The Intergovernmental Group of Twenty-Four of International Monetary Affairs and Development, G24, has canvassed a yearly commitment of $100 billion concessional financing, effective from year 2020 to address climate change risks in pursuance of the 2030 Agenda for Sustainable Development agenda.
The G24, which was set up to coordinate the position of developing countries on monetary and development issues, gave the recommendation at the end of its 95th meeting held on the sidelines of the just-concluded World Bank/IMF Spring Meetings in Washington D.C. According to the Group, availability of concessional finance will play a key role in lowering the up-front costs of greenhouse gas emissions, climate-resilient investments as well as mitigating the risks related to climate change. This is even as it also called for a concrete roadmap that would facilitate its realization.
On the issue of concessional financing for developing countries, the Group pointed out that this should be additional rather than a substitute for contributions from development partners in the light of ambitious global agreements on SDGs, COP21, and the Sendai Agreement. The meeting, which was presided over by Mauricio Cárdenas, Minister of Finance and Public Credit of Colombia, which had Nigeria’s Finance Minister, Kemi Adeosun, in attendance, also advocated that developed countries should guard against overburdening poor countries with higher cost liabilities.
G24 also stated that MDBs should emerge as a strong partner for developing countries in Disaster Risk Management, DRM, to enable them achieve the Sendai Framework targets by 2030. According to a communiqué issued at the end of the meeting, the Group while calling for strong advocacy by Multilateral Development Banks, MDBs, also sought the urgent replenishment of the Climate Investments Funds. “We continue to urge the international community to work with small middle-income countries and those in fragile situations that are vulnerable to climate change in improving their debt sustainability, including through enhancing their access to concessional financing.

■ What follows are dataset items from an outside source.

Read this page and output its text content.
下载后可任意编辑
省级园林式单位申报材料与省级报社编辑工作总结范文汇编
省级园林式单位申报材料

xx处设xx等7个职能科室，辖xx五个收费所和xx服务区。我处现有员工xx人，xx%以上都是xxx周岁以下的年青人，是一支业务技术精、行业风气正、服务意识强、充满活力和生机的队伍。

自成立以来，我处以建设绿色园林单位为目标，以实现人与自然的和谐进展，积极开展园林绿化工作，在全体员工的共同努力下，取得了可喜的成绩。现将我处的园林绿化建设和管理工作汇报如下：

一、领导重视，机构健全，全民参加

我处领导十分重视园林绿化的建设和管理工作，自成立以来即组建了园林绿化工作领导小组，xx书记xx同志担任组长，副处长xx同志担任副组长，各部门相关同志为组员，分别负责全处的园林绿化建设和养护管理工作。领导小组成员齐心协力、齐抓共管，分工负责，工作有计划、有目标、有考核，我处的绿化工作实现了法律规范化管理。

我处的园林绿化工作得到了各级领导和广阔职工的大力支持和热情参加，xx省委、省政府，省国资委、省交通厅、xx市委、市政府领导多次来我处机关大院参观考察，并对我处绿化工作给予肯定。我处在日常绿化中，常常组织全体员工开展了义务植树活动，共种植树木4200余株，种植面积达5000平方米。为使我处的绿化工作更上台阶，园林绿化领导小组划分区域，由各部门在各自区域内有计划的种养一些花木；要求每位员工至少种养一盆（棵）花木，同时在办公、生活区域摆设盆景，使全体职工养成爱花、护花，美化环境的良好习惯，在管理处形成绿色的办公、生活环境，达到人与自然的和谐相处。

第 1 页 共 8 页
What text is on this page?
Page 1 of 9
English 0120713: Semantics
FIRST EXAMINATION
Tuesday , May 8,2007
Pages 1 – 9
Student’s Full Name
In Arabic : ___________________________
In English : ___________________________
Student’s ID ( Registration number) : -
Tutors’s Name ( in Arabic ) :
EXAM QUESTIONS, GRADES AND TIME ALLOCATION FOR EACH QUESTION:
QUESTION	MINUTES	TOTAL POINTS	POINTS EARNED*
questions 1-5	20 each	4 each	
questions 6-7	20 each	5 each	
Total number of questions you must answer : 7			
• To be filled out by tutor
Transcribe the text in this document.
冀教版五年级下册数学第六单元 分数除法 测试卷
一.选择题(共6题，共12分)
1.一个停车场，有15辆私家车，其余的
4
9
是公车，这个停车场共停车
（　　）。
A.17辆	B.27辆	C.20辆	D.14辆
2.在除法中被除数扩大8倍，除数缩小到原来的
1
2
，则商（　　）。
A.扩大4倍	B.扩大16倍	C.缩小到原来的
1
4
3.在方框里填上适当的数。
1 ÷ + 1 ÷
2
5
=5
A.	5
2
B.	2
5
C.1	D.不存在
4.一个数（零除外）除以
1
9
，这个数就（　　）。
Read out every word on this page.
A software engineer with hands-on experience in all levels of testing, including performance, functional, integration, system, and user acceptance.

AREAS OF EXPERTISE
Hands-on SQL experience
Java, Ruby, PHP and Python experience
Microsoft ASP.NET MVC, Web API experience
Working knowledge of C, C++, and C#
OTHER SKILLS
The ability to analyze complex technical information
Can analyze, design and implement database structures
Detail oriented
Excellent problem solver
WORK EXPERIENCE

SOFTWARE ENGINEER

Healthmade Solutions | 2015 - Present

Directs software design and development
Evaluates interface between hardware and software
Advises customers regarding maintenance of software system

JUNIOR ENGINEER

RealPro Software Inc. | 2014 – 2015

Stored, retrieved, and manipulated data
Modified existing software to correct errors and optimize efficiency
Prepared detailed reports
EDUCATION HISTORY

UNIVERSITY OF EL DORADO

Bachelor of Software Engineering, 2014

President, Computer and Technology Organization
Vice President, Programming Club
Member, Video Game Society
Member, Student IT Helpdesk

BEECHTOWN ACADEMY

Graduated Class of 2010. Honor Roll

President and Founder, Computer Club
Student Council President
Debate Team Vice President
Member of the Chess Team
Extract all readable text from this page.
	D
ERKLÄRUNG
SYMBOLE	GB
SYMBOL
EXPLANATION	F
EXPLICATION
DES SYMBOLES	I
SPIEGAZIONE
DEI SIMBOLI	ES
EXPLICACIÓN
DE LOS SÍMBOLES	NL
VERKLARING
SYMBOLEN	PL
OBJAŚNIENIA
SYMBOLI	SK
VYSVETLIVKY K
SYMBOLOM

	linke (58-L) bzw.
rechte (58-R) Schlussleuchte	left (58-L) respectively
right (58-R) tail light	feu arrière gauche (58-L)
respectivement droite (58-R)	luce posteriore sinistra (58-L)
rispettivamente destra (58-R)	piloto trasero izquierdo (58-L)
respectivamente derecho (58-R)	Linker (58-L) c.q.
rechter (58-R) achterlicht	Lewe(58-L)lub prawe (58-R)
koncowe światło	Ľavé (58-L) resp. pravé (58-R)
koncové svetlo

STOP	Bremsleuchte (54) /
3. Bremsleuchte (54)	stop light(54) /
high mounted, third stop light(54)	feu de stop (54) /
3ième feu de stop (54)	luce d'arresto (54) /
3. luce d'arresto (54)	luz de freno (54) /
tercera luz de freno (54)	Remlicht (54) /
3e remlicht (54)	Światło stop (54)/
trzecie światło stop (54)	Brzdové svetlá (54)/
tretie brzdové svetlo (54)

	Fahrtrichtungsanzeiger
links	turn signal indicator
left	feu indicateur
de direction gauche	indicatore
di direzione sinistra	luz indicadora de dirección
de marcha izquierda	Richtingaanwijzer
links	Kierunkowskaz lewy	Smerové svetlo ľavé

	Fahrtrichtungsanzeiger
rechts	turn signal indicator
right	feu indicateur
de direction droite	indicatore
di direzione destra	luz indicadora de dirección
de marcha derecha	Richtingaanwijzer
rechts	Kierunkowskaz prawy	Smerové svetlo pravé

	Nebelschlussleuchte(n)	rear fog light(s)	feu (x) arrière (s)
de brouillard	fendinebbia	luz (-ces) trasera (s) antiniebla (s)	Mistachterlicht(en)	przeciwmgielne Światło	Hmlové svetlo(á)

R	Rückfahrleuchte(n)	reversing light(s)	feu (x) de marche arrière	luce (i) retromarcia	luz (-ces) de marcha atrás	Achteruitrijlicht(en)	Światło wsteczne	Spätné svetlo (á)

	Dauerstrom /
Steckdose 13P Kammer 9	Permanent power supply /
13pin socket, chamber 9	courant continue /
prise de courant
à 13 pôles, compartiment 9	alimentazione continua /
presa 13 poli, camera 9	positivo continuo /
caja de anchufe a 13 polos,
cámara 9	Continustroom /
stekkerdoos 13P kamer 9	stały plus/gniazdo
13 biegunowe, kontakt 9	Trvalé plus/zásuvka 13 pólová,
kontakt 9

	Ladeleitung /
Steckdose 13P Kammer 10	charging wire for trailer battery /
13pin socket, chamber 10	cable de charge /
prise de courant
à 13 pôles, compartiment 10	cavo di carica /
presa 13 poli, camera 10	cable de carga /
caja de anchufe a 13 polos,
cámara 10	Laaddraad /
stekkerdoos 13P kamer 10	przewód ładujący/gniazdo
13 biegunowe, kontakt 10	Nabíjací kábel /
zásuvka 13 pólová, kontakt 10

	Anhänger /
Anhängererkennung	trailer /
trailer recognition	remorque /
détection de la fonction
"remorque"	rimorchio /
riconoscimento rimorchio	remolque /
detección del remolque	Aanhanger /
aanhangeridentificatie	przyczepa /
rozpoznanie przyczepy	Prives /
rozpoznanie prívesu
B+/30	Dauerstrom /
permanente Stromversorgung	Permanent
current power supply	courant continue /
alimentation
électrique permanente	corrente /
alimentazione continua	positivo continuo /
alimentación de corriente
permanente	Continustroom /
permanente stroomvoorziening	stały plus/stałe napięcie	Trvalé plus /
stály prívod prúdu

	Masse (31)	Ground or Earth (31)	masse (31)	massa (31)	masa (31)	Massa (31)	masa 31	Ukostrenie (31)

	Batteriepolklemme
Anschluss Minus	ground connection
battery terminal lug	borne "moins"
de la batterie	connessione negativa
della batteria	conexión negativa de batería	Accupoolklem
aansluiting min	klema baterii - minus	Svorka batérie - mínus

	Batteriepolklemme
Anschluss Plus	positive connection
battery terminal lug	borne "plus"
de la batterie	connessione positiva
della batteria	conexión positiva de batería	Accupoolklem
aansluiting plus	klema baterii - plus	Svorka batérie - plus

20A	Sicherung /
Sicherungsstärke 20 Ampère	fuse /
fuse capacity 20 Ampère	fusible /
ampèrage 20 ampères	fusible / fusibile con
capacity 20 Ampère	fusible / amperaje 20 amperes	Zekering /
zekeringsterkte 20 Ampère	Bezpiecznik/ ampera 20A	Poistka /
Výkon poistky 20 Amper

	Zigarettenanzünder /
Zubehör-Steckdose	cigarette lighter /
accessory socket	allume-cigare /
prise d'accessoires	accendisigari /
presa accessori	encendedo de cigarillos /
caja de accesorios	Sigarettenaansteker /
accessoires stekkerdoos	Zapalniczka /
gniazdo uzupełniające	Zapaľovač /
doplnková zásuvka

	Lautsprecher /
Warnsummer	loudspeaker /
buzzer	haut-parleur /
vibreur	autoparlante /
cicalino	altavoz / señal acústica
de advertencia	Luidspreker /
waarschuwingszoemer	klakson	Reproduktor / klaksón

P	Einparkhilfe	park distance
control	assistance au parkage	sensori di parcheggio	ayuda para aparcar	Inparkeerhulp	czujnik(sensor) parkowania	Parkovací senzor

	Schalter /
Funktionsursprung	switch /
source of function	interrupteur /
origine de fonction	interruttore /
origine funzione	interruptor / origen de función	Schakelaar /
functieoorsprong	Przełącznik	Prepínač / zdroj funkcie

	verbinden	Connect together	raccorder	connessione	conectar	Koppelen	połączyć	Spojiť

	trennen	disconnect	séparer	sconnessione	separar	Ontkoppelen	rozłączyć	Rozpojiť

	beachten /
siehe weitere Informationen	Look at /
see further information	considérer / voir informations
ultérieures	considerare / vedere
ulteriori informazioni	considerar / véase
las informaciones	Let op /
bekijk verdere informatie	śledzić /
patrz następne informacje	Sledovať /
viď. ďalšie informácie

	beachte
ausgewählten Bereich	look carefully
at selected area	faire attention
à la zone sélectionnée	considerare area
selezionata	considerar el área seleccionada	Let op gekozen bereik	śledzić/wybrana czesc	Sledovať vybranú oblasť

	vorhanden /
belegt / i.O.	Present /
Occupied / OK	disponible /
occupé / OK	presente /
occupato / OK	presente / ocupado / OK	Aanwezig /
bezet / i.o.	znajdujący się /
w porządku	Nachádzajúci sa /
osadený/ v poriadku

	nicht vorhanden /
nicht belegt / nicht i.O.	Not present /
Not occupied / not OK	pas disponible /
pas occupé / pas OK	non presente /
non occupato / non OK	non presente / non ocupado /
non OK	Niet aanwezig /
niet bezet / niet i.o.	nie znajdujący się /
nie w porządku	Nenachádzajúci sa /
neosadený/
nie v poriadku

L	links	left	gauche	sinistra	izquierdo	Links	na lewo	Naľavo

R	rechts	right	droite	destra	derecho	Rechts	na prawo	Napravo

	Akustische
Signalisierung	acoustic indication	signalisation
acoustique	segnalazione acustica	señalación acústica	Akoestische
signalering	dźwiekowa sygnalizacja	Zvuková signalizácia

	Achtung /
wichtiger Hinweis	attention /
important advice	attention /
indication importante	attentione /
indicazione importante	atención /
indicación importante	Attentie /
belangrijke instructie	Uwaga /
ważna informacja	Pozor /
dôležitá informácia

“We call for MDBs to increase financial support to developing countries and facilitate their access to new technologies. Overall, continuous work on DRM will prevent disasters from undermining the progress towards achieving the Sustainable Development Goals, SDGs,” the communiqué read in part. The Group, while noting that scaling up quality investments in sustainable infrastructure would be critical to delivering the development, climate and economic growth agenda, recommended the scaling up of support from MDBs through strengthening policy and institutional frameworks, increasing lending, and effective leveraging of private sector resources.